Let’s talk about rugs. If you have hard flooring (wood, tile, laminate…) you are going to want to add a rug to your design. They not only pull a room together, but they help with sound in the space.
What if you already have carpet in a room? YES, you can still use a rug! You might want to use a rug, if you can’t afford to replace the carpet or you want to define an area.
There are a million rug options out there, and I can’t possibly help you decide on just one, unless we talk one-on-on, so let me help you decide on the size.
In an ideal world, all your furniture would fit on your rug. Realistically, this solution can get very pricey very quickly. As an alternative, make sure that at least the front legs of your furniture sit comfortably on the rug. Don’t be afraid to push your furniture closer together either; not everything should be backed against a wall.
- Bigger is Better
A few inches makes all the difference between the rug pulling the room together or chopping it up. Opting for the larger option, especially if you’re between sizes, will prove worth the extra expense every time.
- Let the Room take the Lead
Both for the rug size and its orientation. The rug should be proportional to the space (large rooms = large rugs) and placed to echo its dimensions (long room = orient lengthwise).
To find the right rug size, consider both the size of your space and the furniture grouping—measuring each as a first step. Then choose a rug layout from the common options below.
Your room shape, not just the furniture, should dictate the rug size and orientation to make the space look larger and feel connected. If you choose a layout with the sofa on the rug, it should extend at least 12 inches on each side for proper scale.
All Furniture On
This layout, is the best choice for anchoring a room, especially within an open-concept space. Placing all the furniture on the rug will unify the pieces and create a defined seating area. Try to leave at least 12-18” of viewable floor area if you can.
Standard sizes for this configuration: 9’x12’ or 11’x14’
Front Legs on the Rug
This option is pretty versatile and works really well when one edge of the furniture grouping is against a wall. (You don’t need to pay for a rug to cover a spot no one sees!) However, consistency is key for a cohesive look, so the rug should be sized to allow for front-legs only across all pieces.
Standard sizes for this configuration: 6’x9’ or 8×10
Coffee Table on the Rug
If you have a small space, you might need to go with this configuration.This option is also perfect for narrow spaces, because it plays off the room’s scale to make it feel larger. To get the proportion right, base the rug size on the interior dimensions of your seating area—and not just the coffee table—so it fills the negative space created by your furniture grouping.
Standard sizes for this configuration: 4’x6’ or 5’x7’
Both the shape of your room and dining table should make the rug choice clear—whether it’s rectangular or round.
Stick with all legs on the rug for this room. It should extend about 36 inches beyond all sides of the table (no less than 24), so chairs can sit on a flat surface, even when pushed back.
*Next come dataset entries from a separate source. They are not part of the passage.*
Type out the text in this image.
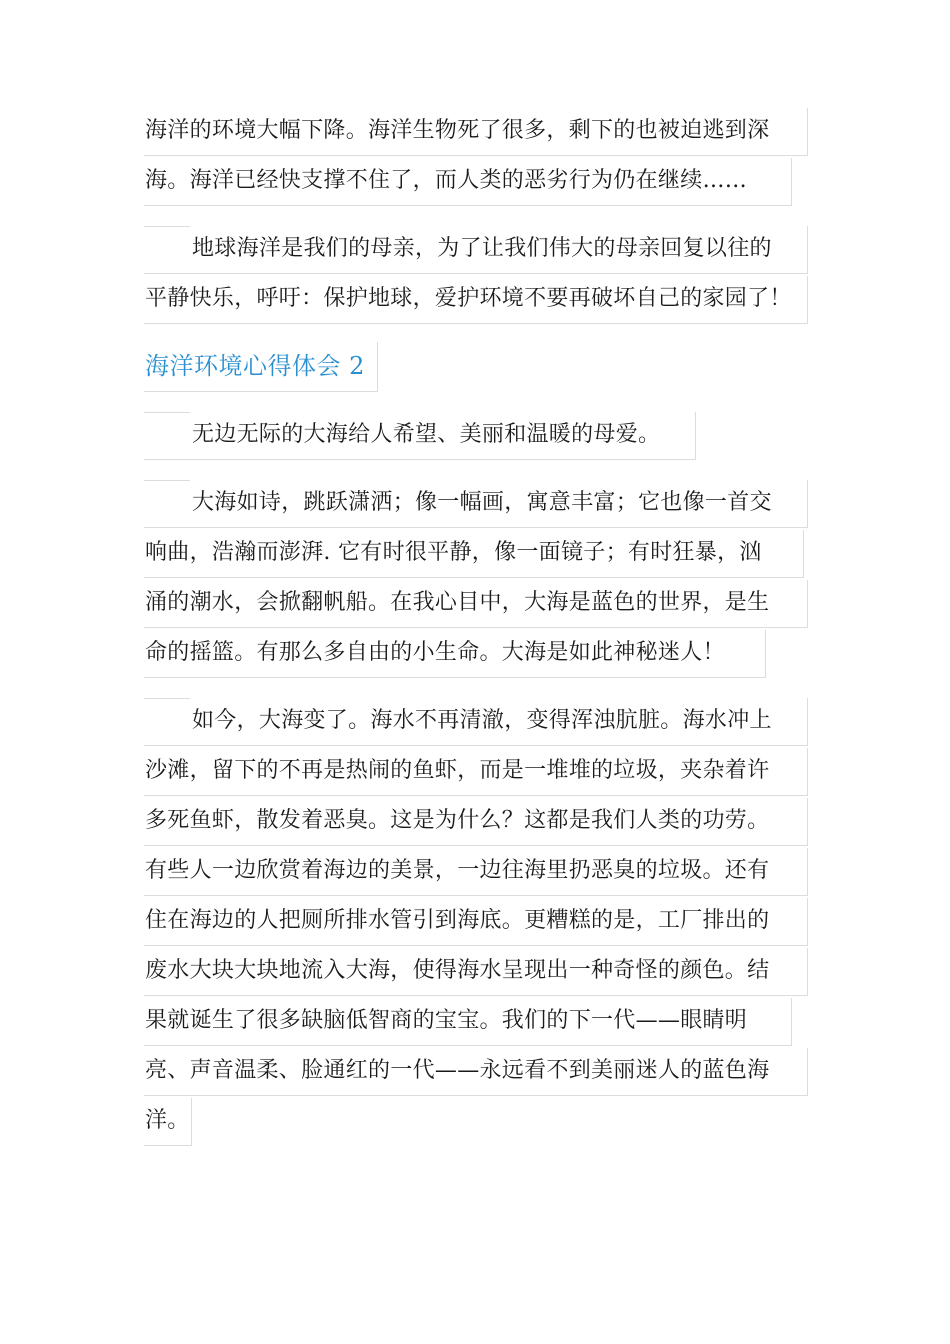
海洋的环境大幅下降。海洋生物死了很多，剩下的也被迫逃到深
海。海洋已经快支撑不住了，而人类的恶劣行为仍在继续……
地球海洋是我们的母亲，为了让我们伟大的母亲回复以往的
平静快乐，呼吁：保护地球，爱护环境不要再破坏自己的家园了！
海洋环境心得体会 2
无边无际的大海给人希望、美丽和温暖的母爱。
大海如诗，跳跃潇洒；像一幅画，寓意丰富；它也像一首交
响曲，浩瀚而澎湃. 它有时很平静，像一面镜子；有时狂暴，汹
涌的潮水，会掀翻帆船。在我心目中，大海是蓝色的世界，是生
命的摇篮。有那么多自由的小生命。大海是如此神秘迷人！
如今，大海变了。海水不再清澈，变得浑浊肮脏。海水冲上
沙滩，留下的不再是热闹的鱼虾，而是一堆堆的垃圾，夹杂着许
多死鱼虾，散发着恶臭。这是为什么？这都是我们人类的功劳。
有些人一边欣赏着海边的美景，一边往海里扔恶臭的垃圾。还有
住在海边的人把厕所排水管引到海底。更糟糕的是，工厂排出的
废水大块大块地流入大海，使得海水呈现出一种奇怪的颜色。结
果就诞生了很多缺脑低智商的宝宝。我们的下一代——眼睛明
亮、声音温柔、脸通红的一代——永远看不到美丽迷人的蓝色海
洋。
Don’t forget to account for extendable leaves, if your table has them.
Standard sizes for this configuration: 8’x10 ,’9’x12’, 10’x14’
Standard sizes for this configuration: 8’ or 9’ round
As the focal point of the room, your bed should also be the base for rug placement. Not only will this further define the space, but it will also give your feet a soft spot to land each morning.
All Legs on the Rug
This layout extends beyond the bed to its accompanying furniture, like nightstands or a bench—but does not include bedroom pieces along other walls, like dressers. As a rule of thumb, leave about 18-24 inches of floor space around the rug, but don’t extend into any main walkways.
Standard sizes for this configuration: 10’x14’ or larger
2/3 Bed on the Rug
This is the most popular option. It doesn’t quite extend up to your nightstands but still allows for 18-24 inches of room on the sides and past the foot of the bed.
Standard sizes for this configuration: 8’x10’ (queen) or 9’x12’ (king)
Runners on Each Side
This choice is the most versatile and works for spaces and beds of all sizes. It’s also the best option if two sides of the bed sit against a wall.
Scale matters for this look: The runner shouldn’t extend beyond the bed itself, but should be a bit wider than your nightstand.
Standard sizes for this configuration: 2’6”x8’ or 3’x5
A well-placed runner can visually extend the space, whether you have a galley kitchen or large island. For U-shaped layouts, a small rug in front of the sink centers the space nicely.
Standard sizes for this configuration: 2’x3’, 2’6”x8’ or 3’x5’
Runners are almost always a good choice for halls. It’s best not to clutter these narrow walkthroughs, so leave all furniture legs off the rug in this space. Make sure you add a no-slip pad under these rugs, to keep them from becoming a trip hazard!
Standard sizes for this configuration: variety of sizes
Let the shape of the space dictate the choice of round, rectangular, or runner, and use the width of your front door as a baseline. Check the pile height to make sure your door will clear the rug when it’s opened.
Standard sizes for this configuration: varies
TRICK: Use painter’s tape to mock the rug placement before you purchase and install. (Rugs can be heavy, awkward, and LARGE.). This secret is an easy way to check that you have the right fit from every vantage point, without breaking your back.